Stupendo tutti lei sorrise: “spero proprio che verrà convocato, altrimenti non saprei chi potrebbe fare il capitano. Magari Misaki, sicuramente non Hyuga, è troppo una testa calda, soprattutto non è simpatico a tutti, ci sarebbero sicuramente dei problemi. Anche Matsuyama, lui potrebbe fare il capitano, su Wakabayashi invece avrei qualche dubbio, non è visto bene da tutti, sarebbe meglio evitare incidenti diplomatici!”

Scoppiò a ridere mentre sbocconcellava il suo biscotto sotto lo sguardo attonito dei genitori che si aspettavano più parole per il caro capitano, più sentimenti, invece nulla, Sanae sembrava parlare di uno qualunque dei giocatori convocati.

La madre sollevò un sopracciglio: “l’hai più sentito?”

“No, non ho avuto sue notizie personali, solo quelle ufficiali. Del resto se non le ho avute quando ero qui, come avrei potuto averle mentre ero all’estero? Lui nemmeno sa che sono partita.”

Ridendo divertita, Sanae pescò un nuovo biscotto, mentre uno sguardo interrogativo correva tra i genitori.

Il padre decise di cambiare argomento, mentre la madre seguiva la scena non capendo: forse davvero alla sua bambina era passata. Davvero poteva sperare di vederla finalmente serena e interessata a qualche ragazzo?

Aveva più volte sperato di vederla arrivare a casa con qualche novità, invece solo università e lavoro, tutto legato al calcio e inevitabilmente a quel ragazzo.

Per carità Tsubasa le era simpatico, conosceva i suoi genitori, persone squisite, soprattutto la madre, ma non poteva non pensare a quanto avesse sofferto la sua bambina alla partenza del campione.

Ne avevano parlato lei e la madre di Tsubasa, ma non potevano fare molto: se lui non chiamava e lei aveva deciso la sua strada… non spettava a loro mettersi in mezzo, tuttavia quel cambiamento la lasciò stupita.

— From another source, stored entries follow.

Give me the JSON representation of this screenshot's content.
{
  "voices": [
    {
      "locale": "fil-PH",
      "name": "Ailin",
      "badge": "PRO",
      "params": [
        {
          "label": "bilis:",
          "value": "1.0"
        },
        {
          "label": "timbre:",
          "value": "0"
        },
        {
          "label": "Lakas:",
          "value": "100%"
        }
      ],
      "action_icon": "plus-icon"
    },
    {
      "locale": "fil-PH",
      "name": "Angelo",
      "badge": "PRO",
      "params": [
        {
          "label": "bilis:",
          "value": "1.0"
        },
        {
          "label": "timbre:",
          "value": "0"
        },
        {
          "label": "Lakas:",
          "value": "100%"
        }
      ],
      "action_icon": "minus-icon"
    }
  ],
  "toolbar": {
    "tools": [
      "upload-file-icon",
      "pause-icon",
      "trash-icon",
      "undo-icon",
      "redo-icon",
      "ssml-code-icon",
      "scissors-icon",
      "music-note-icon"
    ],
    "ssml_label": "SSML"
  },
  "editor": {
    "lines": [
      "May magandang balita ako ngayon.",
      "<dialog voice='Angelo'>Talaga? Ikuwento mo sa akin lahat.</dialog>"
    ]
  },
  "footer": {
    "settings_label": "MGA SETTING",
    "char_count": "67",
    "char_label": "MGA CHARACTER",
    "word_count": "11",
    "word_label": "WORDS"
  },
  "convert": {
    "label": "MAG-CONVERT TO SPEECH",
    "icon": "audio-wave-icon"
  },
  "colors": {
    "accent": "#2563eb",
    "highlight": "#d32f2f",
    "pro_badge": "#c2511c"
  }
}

Nel corso degli anni, ovviamente, Sanae era cresciuta, aveva fatto esperienze diverse, probabilmente il sentimento per il capitano si era affievolito, l’aveva vista creare quello scatolore e poi portarlo in università, per poi riportarlo a casa e lasciarlo chiuso in un armadio. 

Solo nell’ultimo periodo era di nuovo spuntato il pallone e con lui la fascetta e altre cose, credeva che Tsubasa si fosse fatto sentire, invece molto probabilmente, Sanae aveva superato la faccenda meglio del previsto.

Non si era innamorata, almeno per quello che ne sapeva lei, ma ora cosa sarebbe accaduto? Lui sarebbe tornato per la nazionale, si sarebbero rivisti, avrebbero passato molto tempo insieme. La sua bambina sarebbe stata forte abbastanza da non ricadere nel sentimento dell’adolscente che era stata? Lo sperava davvero più che altro per lei, per non vederla soffrire di nuovo, infatti a mondiale finito lui sarebbe di nuovo partito e lei sarebbe rimasta in Giappone di nuovo sola.

Scosse la testa mentre il marito rideva delle foto del safari che i ragazzi si erano concessi in Africa durante una pausa di lavoro.